Wednesday, July 18, 2007

Day 19, Rocky Mountain High


Today we tried to get a reasonably early start (not 4am!) and left the lodge around 9:00 for Rocky Mountain National Park. The hour or so drive north was very scenic on the Peak to Peak Scenic Drive. In less than 20 minutes we had gained 3,000 feet of elevation.

The first stop was in Nederland where Dan found Mike Mulligan's steam shovel on the side of the road.

From there we went straight to the park and followed the Trail Ridge Road for about 50 miles. There were countless beautiful vistas of mountains, lakes, and pine forests. We stopped at quite a few overlooks and road pull-offs to take pictures. The road gets to an elevation of over 12,000 feet.

About halfway through the park we stopped at Milner Pass where the road crosses the Continental Divide. Here there is a trailhead to hike Mount Ida, a 12,800 peak that lies right on the divide.

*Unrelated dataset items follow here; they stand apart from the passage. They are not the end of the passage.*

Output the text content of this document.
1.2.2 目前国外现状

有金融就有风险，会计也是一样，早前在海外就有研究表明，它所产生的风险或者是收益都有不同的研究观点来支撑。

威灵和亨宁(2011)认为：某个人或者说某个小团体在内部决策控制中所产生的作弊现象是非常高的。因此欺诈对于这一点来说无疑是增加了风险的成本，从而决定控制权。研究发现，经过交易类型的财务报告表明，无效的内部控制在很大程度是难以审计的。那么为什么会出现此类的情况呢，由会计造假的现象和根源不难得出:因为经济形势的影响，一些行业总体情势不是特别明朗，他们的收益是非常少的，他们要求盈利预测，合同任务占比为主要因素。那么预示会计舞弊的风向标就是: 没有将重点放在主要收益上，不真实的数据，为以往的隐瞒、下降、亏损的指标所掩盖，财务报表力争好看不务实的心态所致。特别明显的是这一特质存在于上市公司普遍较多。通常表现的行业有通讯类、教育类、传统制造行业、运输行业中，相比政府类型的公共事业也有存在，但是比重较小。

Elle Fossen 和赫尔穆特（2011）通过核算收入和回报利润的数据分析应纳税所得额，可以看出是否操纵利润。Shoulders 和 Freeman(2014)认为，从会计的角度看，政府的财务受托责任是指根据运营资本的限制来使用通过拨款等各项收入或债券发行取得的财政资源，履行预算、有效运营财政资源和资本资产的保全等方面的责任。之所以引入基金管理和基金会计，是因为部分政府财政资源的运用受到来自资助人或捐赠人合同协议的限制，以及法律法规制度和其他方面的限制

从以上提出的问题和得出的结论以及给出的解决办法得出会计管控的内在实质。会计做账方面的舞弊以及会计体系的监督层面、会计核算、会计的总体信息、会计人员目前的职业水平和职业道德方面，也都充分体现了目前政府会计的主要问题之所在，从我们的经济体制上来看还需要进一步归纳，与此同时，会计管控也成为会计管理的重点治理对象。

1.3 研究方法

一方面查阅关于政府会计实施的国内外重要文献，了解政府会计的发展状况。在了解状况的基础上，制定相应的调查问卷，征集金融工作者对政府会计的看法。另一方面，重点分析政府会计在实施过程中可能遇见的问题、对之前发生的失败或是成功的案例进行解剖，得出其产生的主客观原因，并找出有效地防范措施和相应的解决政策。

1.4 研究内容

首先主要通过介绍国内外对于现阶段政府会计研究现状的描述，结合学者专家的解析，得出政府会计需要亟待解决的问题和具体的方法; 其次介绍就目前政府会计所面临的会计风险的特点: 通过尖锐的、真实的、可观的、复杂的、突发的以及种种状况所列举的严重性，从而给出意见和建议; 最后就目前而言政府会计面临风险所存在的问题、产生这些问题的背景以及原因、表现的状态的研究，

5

We decided to embark on the 4.9 mile hike just before the afternoon thunderstorms were forecast (brilliant!). We watched the clouds carefully and were very lucky to reach the summit with just a few drops of rain.

On the way to the top we saw patches of snow (mini glaciers?),


many yellow-bellied marmots,

a bumblebee,

singing birds (that sounded exactly like the birds in the beginning of Pink Floyd's Goodbye Blue Sky),

a camouflaged bird (White-tailed ptarmigan),

a pika (fast critter, looked like a vole),

a blue spider,

and beautiful alpine wildflowers.

As we got closer and closer to the summit it became painfully obvious why these mountains are called the rockies!

After 3.5 hours to the top, we took a couple of quick pictures and began the descent. The trail was not a loop, so familiar scenery followed us the whole way. Fortunately, a small family of bighorn sheep decided to graze near the trail and we got a peek of them before getting back below the tree line.

Round trip time was 6 hours for a total of ten miles. We gained 2130 feet in elevation to a toal of 12,880.

After the breathtaking views from the trail, the rest of the park seemed rather dull in comparison. The western portion of the park boasts valleys and the headwaters of the Colorado River. (Many of the pine trees in the western part have been killed by some kind of beetle -- whole forests are red, orange, and brown, as if it were autumn and the pine trees were changing colors.)

Though we did get a glimpse of these things, we were too hungry to stop and drove to nearby Granby for dinner. From there, it was a 2.5 hour drive back to Boulder through windy, wet, dark mountain roads. It was good to be back!